June 29, 2015

Cybersecurity experts have come up with a new self-destructive virus, Rombertik, which is remarkably inimitable with respect to its functionality and perplexity. Identified by Cisco’s Talos Security Intelligence and Research Group, the deadly virus has been designed to decode any text entered into the user’s internet browser. It aims at stealing user names, passwords, bank account details, credit card codes and other sensitive information. Also known as the ‘suicide virus’, Rombertik attempts to destroy the infected computer if it gets detected.

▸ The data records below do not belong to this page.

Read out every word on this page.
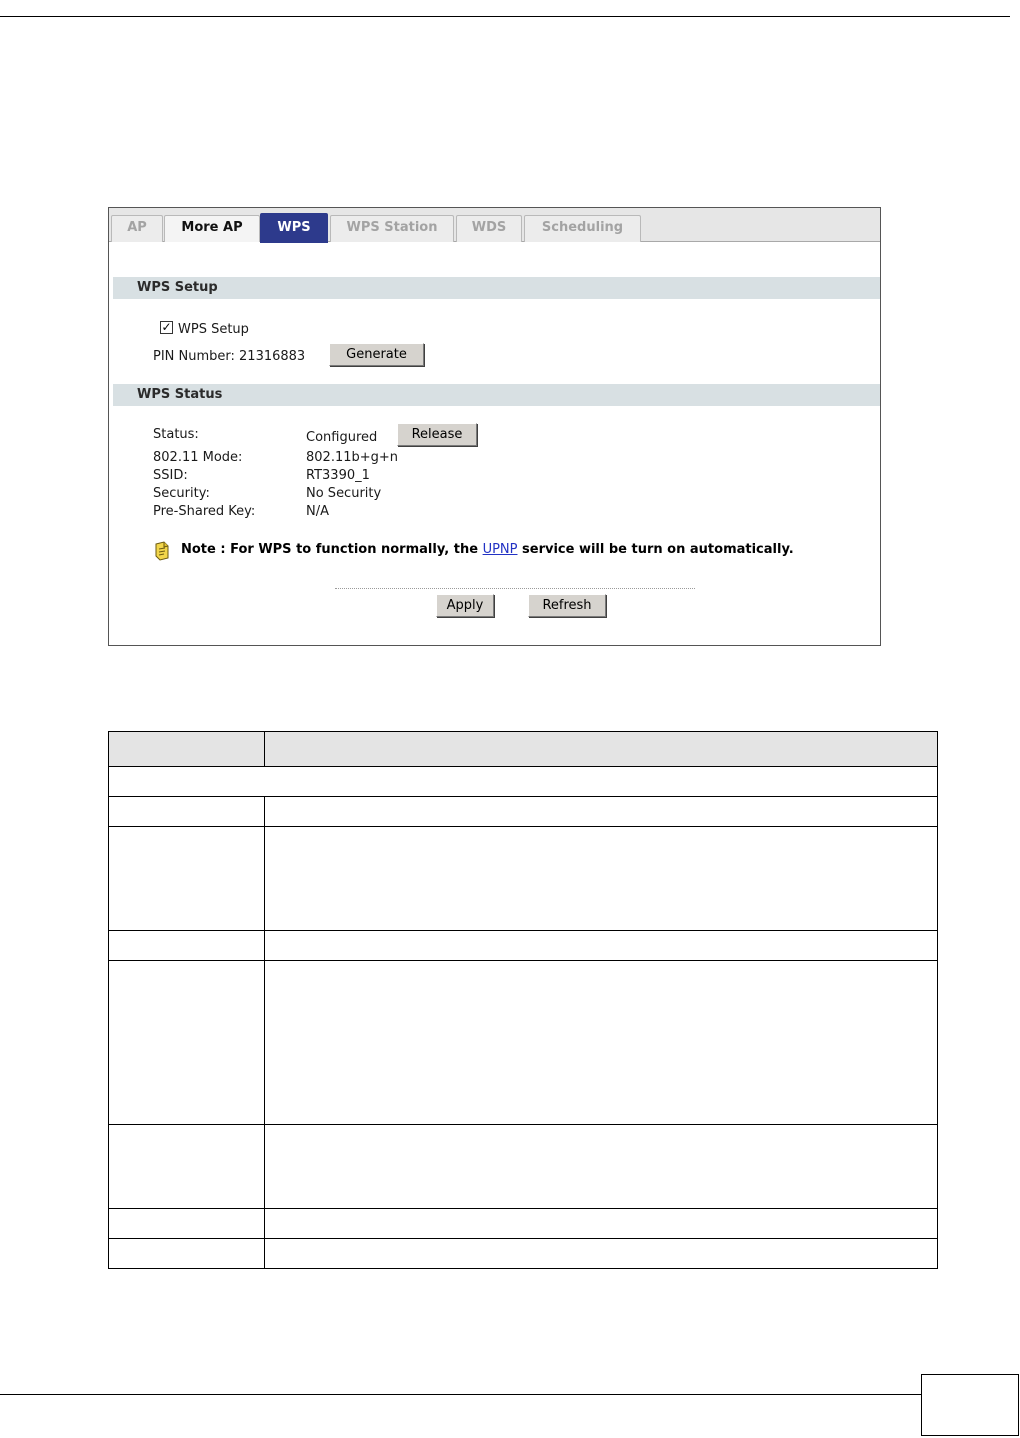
AP	More AP	WPS	WPS Station	WDS	Scheduling
WPS Setup
✓ WPS Setup
PIN Number: 21316883	Generate
WPS Status
Status:	Configured	Release
802.11 Mode:	802.11b+g+n
SSID:	RT3390_1
Security:	No Security
Pre-Shared Key:	N/A
Note : For WPS to function normally, the UPNP service will be turn on automatically.
Apply	Refresh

How Does Rombertik Work?   

Rombertik mainly targets a user’s computer through spam emails. When a user downloads the attachment files that accompany these emails, the virus installs itself on the device. Initially, Rombertik performs some checks to confirm it is not running inside the sandbox, after which it starts with its execution. What makes Rombertik different from other malware is its bloated file size. As stated by Talos, the unpacked version of Rombertik is merely 28 KB whereas the packed file is more than 1 MB. This implies that almost 97 percent of the data in packed version is included just to make the file look legitimate.

The malware Rombertik is self-aware, meaning that it recognizes if the user tries to dismiss it with anti-virus software. In an attempt to avoid detection, the virus starts to destroy itself along with the computer’s Master Boot Record (MBR), rendering it unusable.

How Does Rombertik Remain Undetected?

  • The huge amount of junk elements contained in the executable file of Rombertik is never utilized by the malware. This inflates the volume of the file, which needs to be analyzed and studied by the cyber experts, thus, adjourning the virus identification process.
  • The virus overwrites a single byte of random data 960 million times on the computer memory. This is done to deceive sandbox to take Rombertik to be an authentic program. It leads to extending the data log over 100 GB, thus, complicating the investigation and detection of the malware.

How To Protect Against Rombertik?

  • One should not download attachments in emails from unknown sources.
  • Anti-virus software should be updated to block the malware in the first place.
  • Set up email security settings and block downloading of certain types of attachments.

Cyber security professionals recommend that users should constantly update their system’s security software and keep a backup of all the important data to minimize the effects of getting the system infected with Rombertik.